Last year, Felix opened up to Katie about her experience on Next Question with Katie Couric. 

“I had a really great pregnancy,” she told Katie. “I knew I wanted to come back to compete…so I was pretty much training four, five days a week. I was on the track, in the gym, in the pool, really intentional with the idea that I was going to resume back on the track,” she recalled. Unknowingly, however, her body had different plans. “At 32 weeks, I went to the doctor and I was just going for my routine checkup and went in, and immediately found out that I was spilling protein. And from there my doctor sent me straight to the hospital for further monitoring, and it was not going well.” She was admitted right away and spent the night in the hospital. “That’s when things really started to go downhill,” she recalled. “I was diagnosed with a severe case of preeclampsia. My blood pressure was through the roof, and the baby was not doing well and things happened just so quickly.”

As she was trying to grasp what was going on with her body, things got worse and she was informed that “the only way out of it was to have an emergency C-section and to deliver.” 

What made the situation worse was that doctors hadn’t prepared her for the possibility. “I  wasn’t told what to look out for, I wasn’t told I was at risk.” She feels if she had been more informed, she would have been more equipped to wrap her head around what was happening. 

According to the Agency for Healthcare Research, Black women are at least 50 percent more likely to experience pre-eclampsia than white women, and the effects are also more severe and present earlier than in other races. 

“Just being a Black woman, that made me at risk. And that is something that I didn’t understand before,” she told Katie. 

“But I’m a professional athlete, I train for a living, I’m healthy, I know how to eat right, I exercised throughout my pregnancy and I was wanting to have this beautiful natural birth. And so I just didn’t think it would be me and that is just such a misconception that I want to bring awareness to, that women of color are at risk.”

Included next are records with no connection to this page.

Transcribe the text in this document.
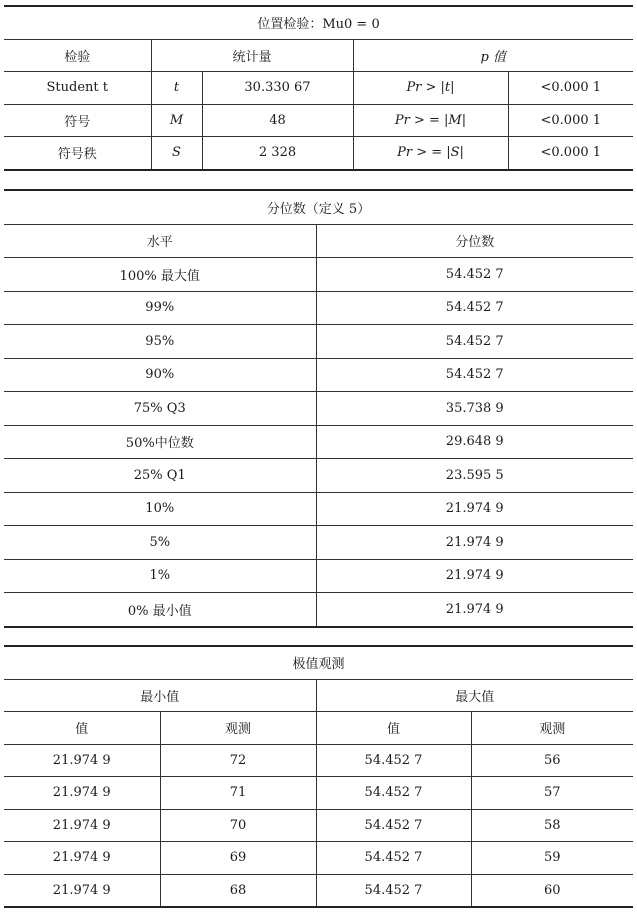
位置检验：Mu0 = 0				
检验	统计量		p 值	
Student t	t	30.330 67	Pr > |t|	<0.000 1
符号	M	48	Pr > = |M|	<0.000 1
符号秩	S	2 328	Pr > = |S|	<0.000 1
分位数（定义 5）	
水平	分位数
100% 最大值	54.452 7
99%	54.452 7
95%	54.452 7
90%	54.452 7
75% Q3	35.738 9
50%中位数	29.648 9
25% Q1	23.595 5
10%	21.974 9
5%	21.974 9
1%	21.974 9
0% 最小值	21.974 9
极值观测			
最小值		最大值	
值	观测	值	观测
21.974 9	72	54.452 7	56
21.974 9	71	54.452 7	57
21.974 9	70	54.452 7	58
21.974 9	69	54.452 7	59
21.974 9	68	54.452 7	60
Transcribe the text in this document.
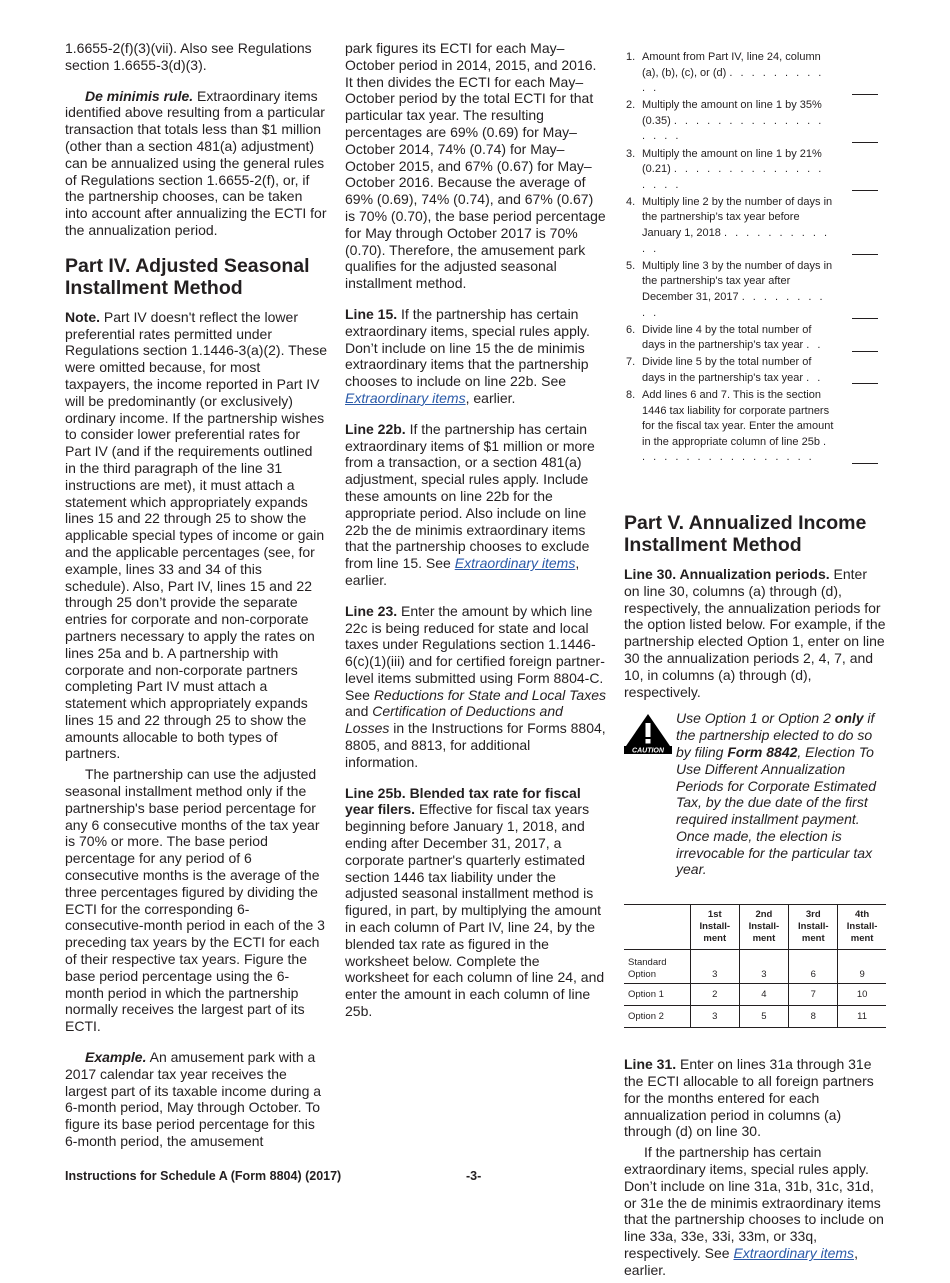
1.6655-2(f)(3)(vii). Also see Regulations section 1.6655-3(d)(3).

De minimis rule. Extraordinary items identified above resulting from a particular transaction that totals less than $1 million (other than a section 481(a) adjustment) can be annualized using the general rules of Regulations section 1.6655-2(f), or, if the partnership chooses, can be taken into account after annualizing the ECTI for the annualization period.

Part IV. Adjusted Seasonal Installment Method

Note. Part IV doesn't reflect the lower preferential rates permitted under Regulations section 1.1446-3(a)(2). These were omitted because, for most taxpayers, the income reported in Part IV will be predominantly (or exclusively) ordinary income. If the partnership wishes to consider lower preferential rates for Part IV (and if the requirements outlined in the third paragraph of the line 31 instructions are met), it must attach a statement which appropriately expands lines 15 and 22 through 25 to show the applicable special types of income or gain and the applicable percentages (see, for example, lines 33 and 34 of this schedule). Also, Part IV, lines 15 and 22 through 25 don’t provide the separate entries for corporate and non-corporate partners necessary to apply the rates on lines 25a and b. A partnership with corporate and non-corporate partners completing Part IV must attach a statement which appropriately expands lines 15 and 22 through 25 to show the amounts allocable to both types of partners.

The partnership can use the adjusted seasonal installment method only if the partnership's base period percentage for any 6 consecutive months of the tax year is 70% or more. The base period percentage for any period of 6 consecutive months is the average of the three percentages figured by dividing the ECTI for the corresponding 6-consecutive-month period in each of the 3 preceding tax years by the ECTI for each of their respective tax years. Figure the base period percentage using the 6-month period in which the partnership normally receives the largest part of its ECTI.

Example. An amusement park with a 2017 calendar tax year receives the largest part of its taxable income during a 6-month period, May through October. To figure its base period percentage for this 6-month period, the amusement

park figures its ECTI for each May–October period in 2014, 2015, and 2016. It then divides the ECTI for each May–October period by the total ECTI for that particular tax year. The resulting percentages are 69% (0.69) for May–October 2014, 74% (0.74) for May–October 2015, and 67% (0.67) for May–October 2016. Because the average of 69% (0.69), 74% (0.74), and 67% (0.67) is 70% (0.70), the base period percentage for May through October 2017 is 70% (0.70). Therefore, the amusement park qualifies for the adjusted seasonal installment method.

Line 15. If the partnership has certain extraordinary items, special rules apply. Don’t include on line 15 the de minimis extraordinary items that the partnership chooses to include on line 22b. See Extraordinary items, earlier.

Line 22b. If the partnership has certain extraordinary items of $1 million or more from a transaction, or a section 481(a) adjustment, special rules apply. Include these amounts on line 22b for the appropriate period. Also include on line 22b the de minimis extraordinary items that the partnership chooses to exclude from line 15. See Extraordinary items, earlier.

Line 23. Enter the amount by which line 22c is being reduced for state and local taxes under Regulations section 1.1446-6(c)(1)(iii) and for certified foreign partner-level items submitted using Form 8804-C. See Reductions for State and Local Taxes and Certification of Deductions and Losses in the Instructions for Forms 8804, 8805, and 8813, for additional information.

Line 25b. Blended tax rate for fiscal year filers. Effective for fiscal tax years beginning before January 1, 2018, and ending after December 31, 2017, a corporate partner's quarterly estimated section 1446 tax liability under the adjusted seasonal installment method is figured, in part, by multiplying the amount in each column of Part IV, line 24, by the blended tax rate as figured in the worksheet below. Complete the worksheet for each column of line 24, and enter the amount in each column of line 25b.

1. Amount from Part IV, line 24, column (a), (b), (c), or (d) . . . . . . . . . . .
2. Multiply the amount on line 1 by 35% (0.35) . . . . . . . . . . . . . . . . . .
3. Multiply the amount on line 1 by 21% (0.21) . . . . . . . . . . . . . . . . . .
4. Multiply line 2 by the number of days in the partnership’s tax year before January 1, 2018 . . . . . . . . . . . .
5. Multiply line 3 by the number of days in the partnership's tax year after December 31, 2017 . . . . . . . . . .
6. Divide line 4 by the total number of days in the partnership’s tax year . .
7. Divide line 5 by the total number of days in the partnership's tax year . .
8. Add lines 6 and 7. This is the section 1446 tax liability for corporate partners for the fiscal tax year. Enter the amount in the appropriate column of line 25b . . . . . . . . . . . . . . . . .
Part V. Annualized Income Installment Method

Line 30. Annualization periods. Enter on line 30, columns (a) through (d), respectively, the annualization periods for the option listed below. For example, if the partnership elected Option 1, enter on line 30 the annualization periods 2, 4, 7, and 10, in columns (a) through (d), respectively.

CAUTION
Use Option 1 or Option 2 only if the partnership elected to do so by filing Form 8842, Election To Use Different Annualization Periods for Corporate Estimated Tax, by the due date of the first required installment payment. Once made, the election is irrevocable for the particular tax year.

	1st Install-ment	2nd Install-ment	3rd Install-ment	4th Install-ment
Standard Option	3	3	6	9
Option 1	2	4	7	10
Option 2	3	5	8	11

Line 31. Enter on lines 31a through 31e the ECTI allocable to all foreign partners for the months entered for each annualization period in columns (a) through (d) on line 30.

If the partnership has certain extraordinary items, special rules apply. Don’t include on line 31a, 31b, 31c, 31d, or 31e the de minimis extraordinary items that the partnership chooses to include on line 33a, 33e, 33i, 33m, or 33q, respectively. See Extraordinary items, earlier.

Instructions for Schedule A (Form 8804) (2017)	-3-
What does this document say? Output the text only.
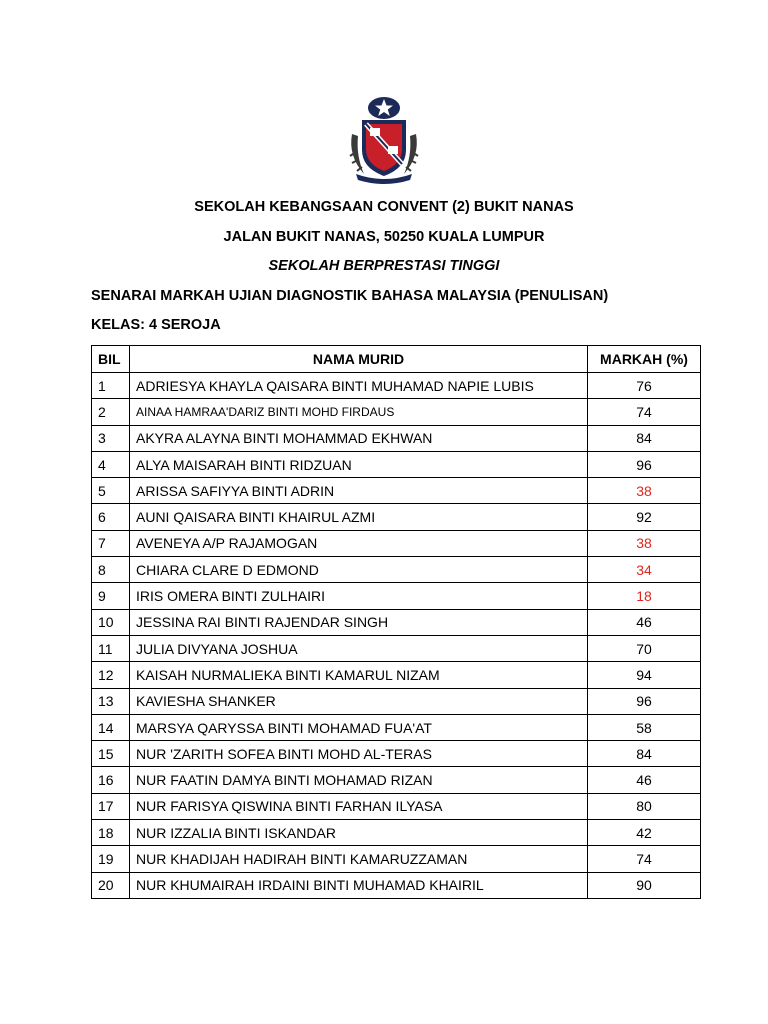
SEKOLAH KEBANGSAAN CONVENT (2) BUKIT NANAS
JALAN BUKIT NANAS, 50250 KUALA LUMPUR
SEKOLAH BERPRESTASI TINGGI
SENARAI MARKAH UJIAN DIAGNOSTIK BAHASA MALAYSIA (PENULISAN)
KELAS: 4 SEROJA
BIL	NAMA MURID	MARKAH (%)
1	ADRIESYA KHAYLA QAISARA BINTI MUHAMAD NAPIE LUBIS	76
2	AINAA HAMRAA'DARIZ BINTI MOHD FIRDAUS	74
3	AKYRA ALAYNA BINTI MOHAMMAD EKHWAN	84
4	ALYA MAISARAH BINTI RIDZUAN	96
5	ARISSA SAFIYYA BINTI ADRIN	38
6	AUNI QAISARA BINTI KHAIRUL AZMI	92
7	AVENEYA A/P RAJAMOGAN	38
8	CHIARA CLARE D EDMOND	34
9	IRIS OMERA BINTI ZULHAIRI	18
10	JESSINA RAI BINTI RAJENDAR SINGH	46
11	JULIA DIVYANA JOSHUA	70
12	KAISAH NURMALIEKA BINTI KAMARUL NIZAM	94
13	KAVIESHA SHANKER	96
14	MARSYA QARYSSA BINTI MOHAMAD FUA'AT	58
15	NUR 'ZARITH SOFEA BINTI MOHD AL-TERAS	84
16	NUR FAATIN DAMYA BINTI MOHAMAD RIZAN	46
17	NUR FARISYA QISWINA BINTI FARHAN ILYASA	80
18	NUR IZZALIA BINTI ISKANDAR	42
19	NUR KHADIJAH HADIRAH BINTI KAMARUZZAMAN	74
20	NUR KHUMAIRAH IRDAINI BINTI MUHAMAD KHAIRIL	90
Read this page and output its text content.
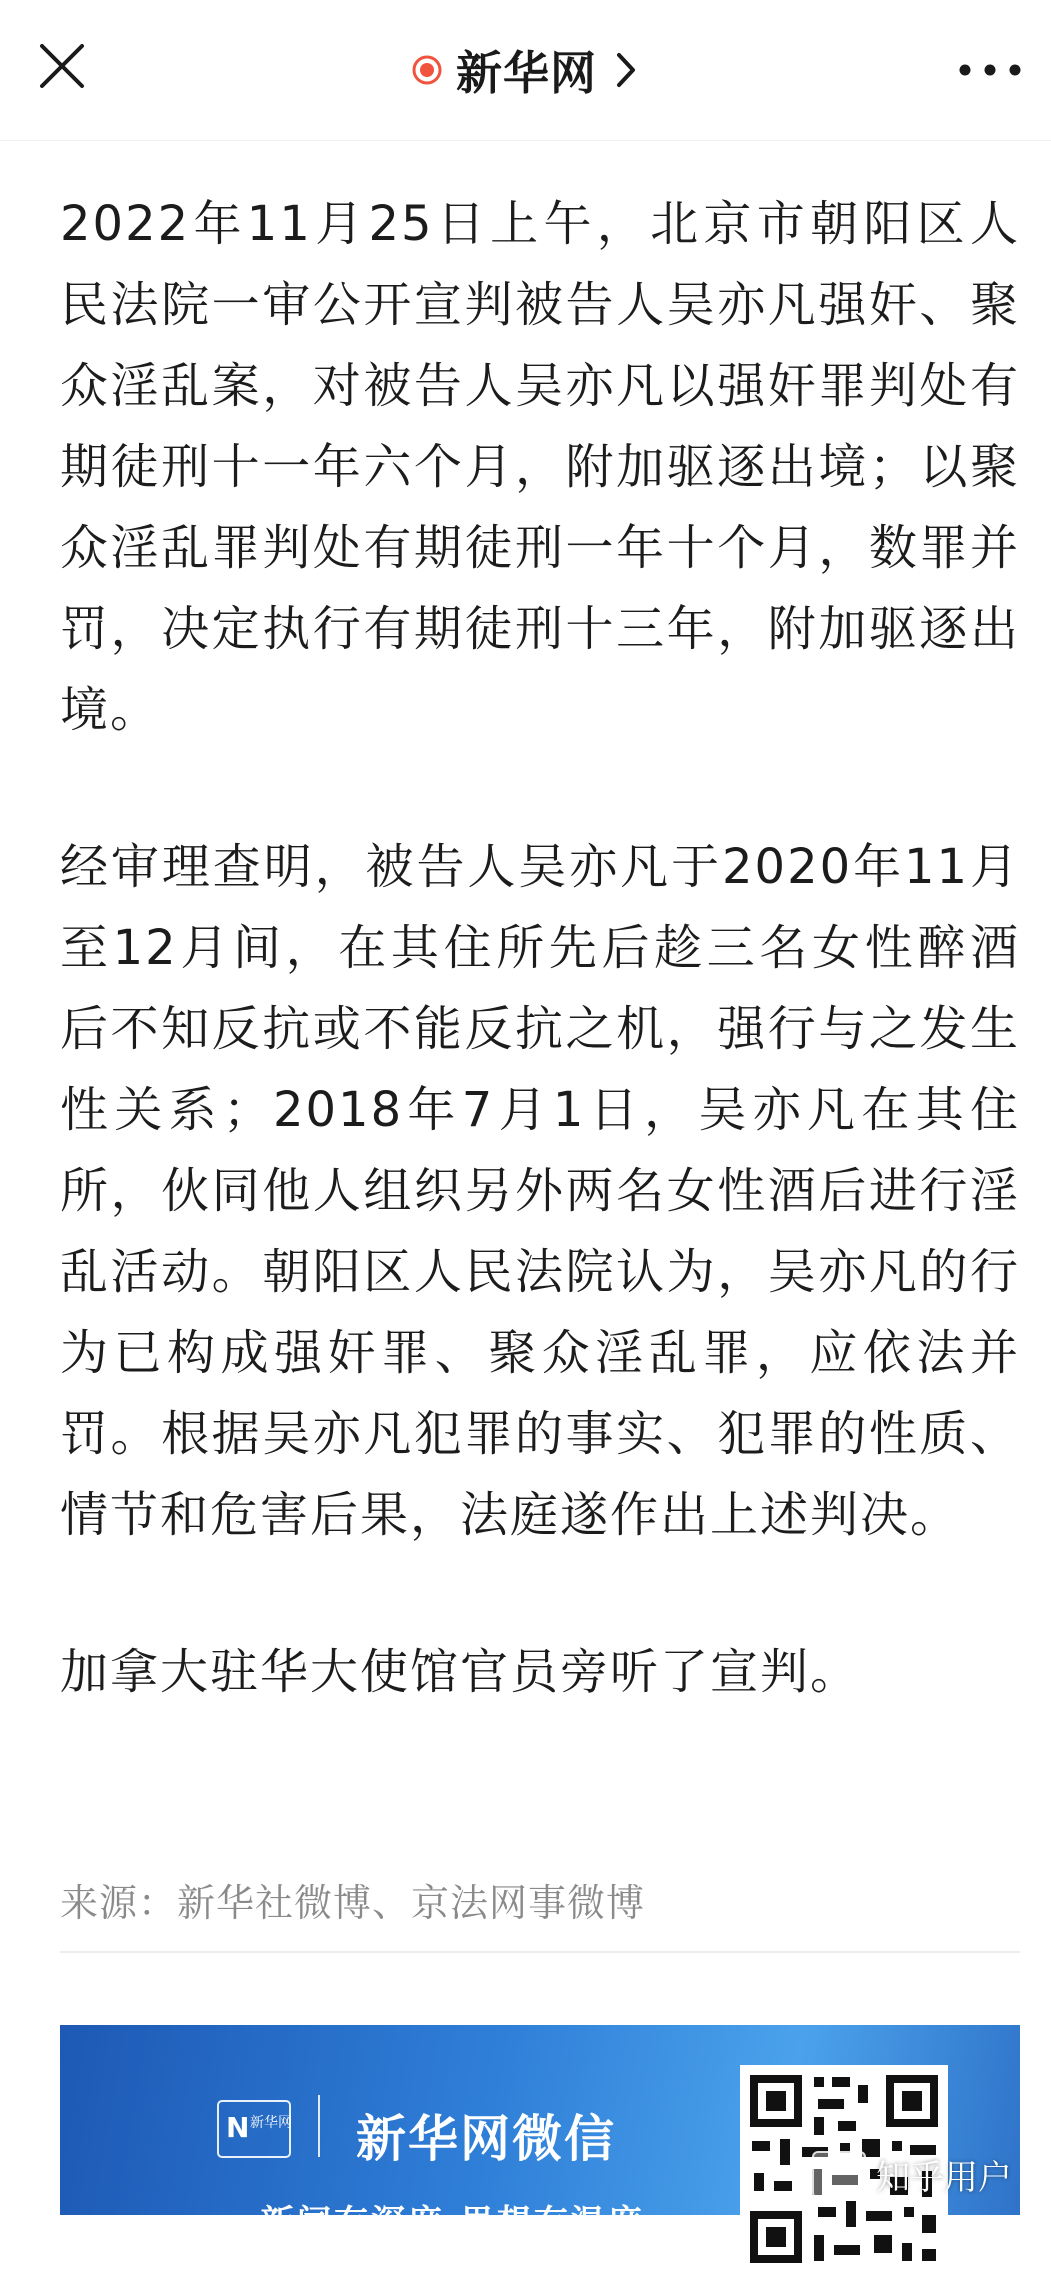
新华网

2022年11月25日上午，北京市朝阳区人民法院一审公开宣判被告人吴亦凡强奸、聚众淫乱案，对被告人吴亦凡以强奸罪判处有期徒刑十一年六个月，附加驱逐出境；以聚众淫乱罪判处有期徒刑一年十个月，数罪并罚，决定执行有期徒刑十三年，附加驱逐出境。

经审理查明，被告人吴亦凡于2020年11月至12月间，在其住所先后趁三名女性醉酒后不知反抗或不能反抗之机，强行与之发生性关系；2018年7月1日，吴亦凡在其住所，伙同他人组织另外两名女性酒后进行淫乱活动。朝阳区人民法院认为，吴亦凡的行为已构成强奸罪、聚众淫乱罪，应依法并罚。根据吴亦凡犯罪的事实、犯罪的性质、情节和危害后果，法庭遂作出上述判决。

加拿大驻华大使馆官员旁听了宣判。

来源：新华社微博、京法网事微博
N 新华网 新华网微信
新闻有深度 思想有温度
知乎用户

She believes there might have been some “implicit bias” going on in her doctors’ appointments. “Every woman of color immediately should be sat down and explained that this is something you’re at risk for,” she said.

Luckily, Felix and Camryn had a strong support system and resources that helped them come out of this experience healthy, and she knows that if that weren’t the case, things could have gone differently for her. 

That has led her to advocacy, and she’s been outspoken ever since. “Going through this experience and just feeling so scared as I went through it all, that was really the turning point for me, and talking to girlfriends and just feeling like, my friends aren’t even educated on this topic, it really pushed me to share my story.”